Осторожно, стороной, отряд обошел табун и все равно был услышан. Кони приглушенно заржали, опасливо захрапели. Вдали взметнулся огонь костра и высветил маячившего возле него человека. «Ну и караул?!» – насмешливо шепнул Сысой и подумал, что если это испанцы, то они ведут себя крайне неосторожно на ничейной земле Северной Калифорнии.
Алеуты с передовщиком подползли ближе и затаились. При свете заходившей луны, к удивлению своему Сысой разглядел селение. То, что это не лагерь – было очевидно. Часовой походил возле огня, прислушиваясь к звукам ночи, громко зевнул и улегся на одеяло. Костер угасал, сходила с неба, пряталась луна. Ночь стала так черна, что не различалась ладонь вытянутой руки. Теперь вся надежда была на зрение и обоняние эскимосов: ни русские служащие, ни креолы в этом не могли с ними тягаться.
Сысой шепотом сговорился с тойоном, что тот с тремя сородичами пойдет в селение и постарается бесшумно найти пленных, а передовщик с отрядом прикроет их, если они себя обнаружат. Иван со спутниками бесшумно растворился во тьме. Сысой лежал на теплой, не выстывшей земле и смотрел на звезды. Поблизости залегли алеуты. Передовщик чувствовал свой отряд только по запаху и жару тел, оставшихся с ним людей. Для эскимосов и колошей обыденное дело пусть даже под моросящим дождем пролежать без движений ночь, чтобы в нужный миг напасть на врага врасплох. Поэтому приглушенный шорох насторожил всех партовщиков. Потом еще и еще, затем шаги. К отряду приблизились ертаулы-разведчики, подали условный сигнал звуком. Кто-то из партовщиков отозвался.
Тойон приблизил лицо к Сысою, шепнул, что одного пленного выкрали. Все встали и осторожно двинулись к морю. При сумерках рассвета передовщик рассмотрел освобожденного алеута, он ничуть не радовался свободе, был хмур и устал. Это не удивило Сысоя: эскимосы не любили показывать своих чувств при компанейских служащих. Отряд отыскал спрятанные байдары. Поредела чёрная ночь, переходя в сумерки, заалел восток. Восход солнца встретил отряд на половине пути к острову. Брига в виду его не было. Сысой мысленно и вслух не переставал бранить Виншипов. От освобожденного алеута он узнал, что пленили его испанские солдаты из селения, которое обжито давно. То есть, вопреки условиям контракта, Виншипы высадили чуницу в испанских владениях Калифорнии.

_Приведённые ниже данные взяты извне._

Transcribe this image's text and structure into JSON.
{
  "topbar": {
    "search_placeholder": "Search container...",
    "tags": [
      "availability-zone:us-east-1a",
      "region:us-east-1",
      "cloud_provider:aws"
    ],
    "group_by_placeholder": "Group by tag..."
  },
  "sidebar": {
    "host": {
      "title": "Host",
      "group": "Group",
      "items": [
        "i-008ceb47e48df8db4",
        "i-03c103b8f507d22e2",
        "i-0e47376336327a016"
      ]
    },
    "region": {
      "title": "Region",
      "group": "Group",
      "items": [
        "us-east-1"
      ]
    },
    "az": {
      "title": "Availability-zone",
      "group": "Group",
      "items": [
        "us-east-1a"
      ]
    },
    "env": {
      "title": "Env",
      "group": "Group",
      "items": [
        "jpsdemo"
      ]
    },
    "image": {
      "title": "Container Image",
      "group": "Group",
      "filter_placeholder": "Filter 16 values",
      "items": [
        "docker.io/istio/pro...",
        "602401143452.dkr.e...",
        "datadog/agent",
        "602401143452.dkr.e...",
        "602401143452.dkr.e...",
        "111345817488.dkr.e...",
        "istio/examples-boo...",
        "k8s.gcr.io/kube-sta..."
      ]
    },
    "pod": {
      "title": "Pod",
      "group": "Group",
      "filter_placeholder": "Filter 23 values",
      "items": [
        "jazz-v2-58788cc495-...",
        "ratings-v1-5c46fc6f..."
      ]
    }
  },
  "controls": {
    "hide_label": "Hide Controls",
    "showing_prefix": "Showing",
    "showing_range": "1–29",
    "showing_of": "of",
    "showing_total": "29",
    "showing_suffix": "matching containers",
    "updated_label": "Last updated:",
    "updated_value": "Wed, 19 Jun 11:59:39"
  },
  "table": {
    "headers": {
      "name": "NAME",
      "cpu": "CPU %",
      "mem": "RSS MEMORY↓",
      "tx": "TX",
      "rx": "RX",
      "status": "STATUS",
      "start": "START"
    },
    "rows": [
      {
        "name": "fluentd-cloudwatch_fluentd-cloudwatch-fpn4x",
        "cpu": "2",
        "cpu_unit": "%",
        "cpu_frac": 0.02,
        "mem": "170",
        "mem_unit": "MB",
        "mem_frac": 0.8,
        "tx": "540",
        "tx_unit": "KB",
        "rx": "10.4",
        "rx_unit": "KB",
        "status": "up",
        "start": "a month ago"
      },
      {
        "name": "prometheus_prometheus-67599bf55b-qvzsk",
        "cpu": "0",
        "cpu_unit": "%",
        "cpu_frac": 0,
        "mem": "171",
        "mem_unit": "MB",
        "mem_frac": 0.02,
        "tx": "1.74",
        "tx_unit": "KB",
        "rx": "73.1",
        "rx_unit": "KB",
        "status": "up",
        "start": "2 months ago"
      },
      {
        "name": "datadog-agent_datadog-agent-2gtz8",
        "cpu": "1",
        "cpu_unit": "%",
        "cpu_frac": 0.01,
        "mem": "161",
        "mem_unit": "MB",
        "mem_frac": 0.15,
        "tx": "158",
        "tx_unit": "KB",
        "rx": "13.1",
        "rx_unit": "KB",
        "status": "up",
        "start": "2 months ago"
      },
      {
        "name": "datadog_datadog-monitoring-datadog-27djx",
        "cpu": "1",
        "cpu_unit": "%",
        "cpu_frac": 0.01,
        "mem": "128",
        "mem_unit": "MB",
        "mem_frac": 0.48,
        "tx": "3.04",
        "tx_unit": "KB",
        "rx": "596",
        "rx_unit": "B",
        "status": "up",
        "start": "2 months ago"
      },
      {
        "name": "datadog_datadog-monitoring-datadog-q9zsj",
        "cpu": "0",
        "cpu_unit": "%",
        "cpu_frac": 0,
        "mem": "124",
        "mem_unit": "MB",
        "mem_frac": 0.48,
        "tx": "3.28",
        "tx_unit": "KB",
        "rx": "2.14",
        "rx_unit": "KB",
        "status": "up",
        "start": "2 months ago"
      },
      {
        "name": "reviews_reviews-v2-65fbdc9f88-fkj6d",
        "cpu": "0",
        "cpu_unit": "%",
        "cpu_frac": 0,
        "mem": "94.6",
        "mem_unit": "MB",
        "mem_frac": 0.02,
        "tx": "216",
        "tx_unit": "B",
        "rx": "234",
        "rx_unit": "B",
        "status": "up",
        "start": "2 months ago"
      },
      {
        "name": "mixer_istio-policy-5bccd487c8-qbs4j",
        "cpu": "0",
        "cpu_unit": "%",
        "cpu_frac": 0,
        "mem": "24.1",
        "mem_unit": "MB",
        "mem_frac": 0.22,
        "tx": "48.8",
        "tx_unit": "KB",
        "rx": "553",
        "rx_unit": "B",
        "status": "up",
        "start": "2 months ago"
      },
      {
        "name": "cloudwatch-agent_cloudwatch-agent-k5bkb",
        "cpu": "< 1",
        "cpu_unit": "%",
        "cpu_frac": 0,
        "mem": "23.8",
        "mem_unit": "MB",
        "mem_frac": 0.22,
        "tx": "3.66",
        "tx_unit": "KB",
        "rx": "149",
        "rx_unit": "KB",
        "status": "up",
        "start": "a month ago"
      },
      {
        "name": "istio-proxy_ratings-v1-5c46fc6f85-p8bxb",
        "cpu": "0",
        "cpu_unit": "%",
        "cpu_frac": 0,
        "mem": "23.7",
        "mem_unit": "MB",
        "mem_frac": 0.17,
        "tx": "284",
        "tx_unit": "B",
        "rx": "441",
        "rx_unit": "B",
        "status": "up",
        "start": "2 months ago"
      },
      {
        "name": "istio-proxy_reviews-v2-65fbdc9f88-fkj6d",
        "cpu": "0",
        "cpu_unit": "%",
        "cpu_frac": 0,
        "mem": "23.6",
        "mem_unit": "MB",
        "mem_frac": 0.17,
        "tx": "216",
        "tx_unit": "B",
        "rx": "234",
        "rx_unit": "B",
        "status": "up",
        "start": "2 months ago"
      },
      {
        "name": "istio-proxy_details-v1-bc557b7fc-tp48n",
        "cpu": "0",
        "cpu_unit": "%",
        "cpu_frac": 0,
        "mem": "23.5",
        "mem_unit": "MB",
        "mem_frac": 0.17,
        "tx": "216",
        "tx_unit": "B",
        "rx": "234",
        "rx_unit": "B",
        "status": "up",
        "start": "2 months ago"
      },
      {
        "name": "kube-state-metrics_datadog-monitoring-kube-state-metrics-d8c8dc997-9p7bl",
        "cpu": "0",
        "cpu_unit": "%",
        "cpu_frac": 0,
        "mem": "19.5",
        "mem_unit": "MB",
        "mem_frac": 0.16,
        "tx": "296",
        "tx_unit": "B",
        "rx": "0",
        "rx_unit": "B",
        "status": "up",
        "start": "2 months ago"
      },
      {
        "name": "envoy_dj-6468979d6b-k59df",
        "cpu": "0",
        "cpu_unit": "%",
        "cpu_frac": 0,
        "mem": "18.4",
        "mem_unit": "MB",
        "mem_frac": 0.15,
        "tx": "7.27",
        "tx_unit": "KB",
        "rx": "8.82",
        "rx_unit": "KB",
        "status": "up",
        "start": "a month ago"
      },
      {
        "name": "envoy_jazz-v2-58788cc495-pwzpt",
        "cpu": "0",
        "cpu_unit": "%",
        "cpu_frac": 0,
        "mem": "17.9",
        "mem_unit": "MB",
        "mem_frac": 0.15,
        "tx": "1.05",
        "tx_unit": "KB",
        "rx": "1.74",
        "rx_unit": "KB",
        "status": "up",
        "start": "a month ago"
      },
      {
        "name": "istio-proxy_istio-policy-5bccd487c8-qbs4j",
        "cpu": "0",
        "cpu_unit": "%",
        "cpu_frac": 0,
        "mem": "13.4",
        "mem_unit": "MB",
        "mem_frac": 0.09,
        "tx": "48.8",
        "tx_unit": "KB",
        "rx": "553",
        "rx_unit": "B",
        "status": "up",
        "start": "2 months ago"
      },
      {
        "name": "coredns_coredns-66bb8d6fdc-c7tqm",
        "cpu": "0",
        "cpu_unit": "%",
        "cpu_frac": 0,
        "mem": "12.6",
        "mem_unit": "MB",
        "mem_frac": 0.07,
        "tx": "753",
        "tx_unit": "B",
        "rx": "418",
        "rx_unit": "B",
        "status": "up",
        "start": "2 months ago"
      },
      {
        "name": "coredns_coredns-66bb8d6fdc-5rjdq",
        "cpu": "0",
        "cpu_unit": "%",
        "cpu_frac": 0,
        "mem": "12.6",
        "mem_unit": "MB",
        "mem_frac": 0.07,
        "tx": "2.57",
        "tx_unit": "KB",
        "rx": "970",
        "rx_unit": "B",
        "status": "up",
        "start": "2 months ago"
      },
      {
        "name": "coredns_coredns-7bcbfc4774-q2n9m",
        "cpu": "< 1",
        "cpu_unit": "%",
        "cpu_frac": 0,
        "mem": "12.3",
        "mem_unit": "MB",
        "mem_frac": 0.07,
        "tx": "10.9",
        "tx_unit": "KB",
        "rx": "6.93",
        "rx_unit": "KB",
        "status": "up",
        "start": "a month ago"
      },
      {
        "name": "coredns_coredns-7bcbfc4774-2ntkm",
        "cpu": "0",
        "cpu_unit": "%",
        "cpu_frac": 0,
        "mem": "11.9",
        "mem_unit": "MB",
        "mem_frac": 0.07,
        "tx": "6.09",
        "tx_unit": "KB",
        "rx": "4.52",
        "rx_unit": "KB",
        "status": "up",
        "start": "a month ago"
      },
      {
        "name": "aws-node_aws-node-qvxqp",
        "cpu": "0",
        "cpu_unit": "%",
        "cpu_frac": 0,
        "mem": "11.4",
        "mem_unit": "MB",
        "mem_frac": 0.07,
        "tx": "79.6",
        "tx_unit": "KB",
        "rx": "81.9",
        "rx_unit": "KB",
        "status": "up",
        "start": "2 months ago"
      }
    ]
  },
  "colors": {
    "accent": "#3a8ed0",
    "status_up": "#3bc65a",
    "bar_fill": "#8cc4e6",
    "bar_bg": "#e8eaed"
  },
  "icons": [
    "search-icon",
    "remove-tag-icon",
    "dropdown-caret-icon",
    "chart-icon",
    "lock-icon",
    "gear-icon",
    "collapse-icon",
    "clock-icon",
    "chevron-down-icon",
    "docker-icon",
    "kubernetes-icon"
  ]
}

Бриг не пришел и через месяц, когда начались проливные дожди, каких не было на Кадьяке и Ситхе. Виншипы, преступив запрет промышлять в Испанской Калифорнии, отправились туда для дозволенного им контрабандного торга, и были либо арестованы властями, либо пропали. Ливень хлестал по крыше землянки с такой силой, что прошивал двойной холст покрытия из сложенной палатки. Сысой выполз наружу, отплевываясь и смахивая мокрые волосы с глаз, покрыл свою жилуху большой байдарой и закрепил ее камнями. Заглянул в свое укрытие, с крыши капало, но уже не текло как прежде.
Прежде чем сбросить с себя мокрую одежду передовщик решил посмотреть, как переживают ненастье партовщики и отправился к их стоянке. Покрытое плавником, палаткой и байдарками русло сухого ручья превратилось едва ли не в реку. По берегам ее, тесно прижавшись друг к другу, покрывшись парками и камлайками из сивучьих кишок, алеуты сидели на корточках и терпеливо пережидали ливень. Вода струями стекала с их плеч, они равнодушно жевали, доедая припас сырой рыбы и мяса. О костре не могло быть и речи, их сердило, что нет чая и табака.
Сысой в начале своей службы захватил времена, когда островные народы сами делали тлевшую смесь для курения. Теперь они и слушать не хотели о самодельном табаке, требовали покупной от бостонцев и Компании. Дождь то утихал настолько, что появлялась возможность развести огонь, то снова усиливался. Мука давно закончилась, Сысой голодал, перебивался тем, что собирал в полосе отлива траву, рыбешек и молюсков, стрелял и варил птиц. Когда голод пронял партовщиков они тоже стали собирать подножный корм и выходить на лов рыбы в ливневые дни.
Вызволенный из плена алеут с угрюмым видом одиноко слонялся по берегу. Сысой допытывался у Кыглая, что с ним, отчего он сторонится сородичей? Тойон долго и непонятно объяснял что-то, чего передовщик понять не мог, кое-как они сошлись на том, что бывшего пленника сглазили. Однажды, во время густого тумана, он исчез вместе с Сысоевой однолючкой и алеуты решили, что их сородич самовольно бежал к испанцам. Идти на его поиски не было желания ни у них, ни у передовщика.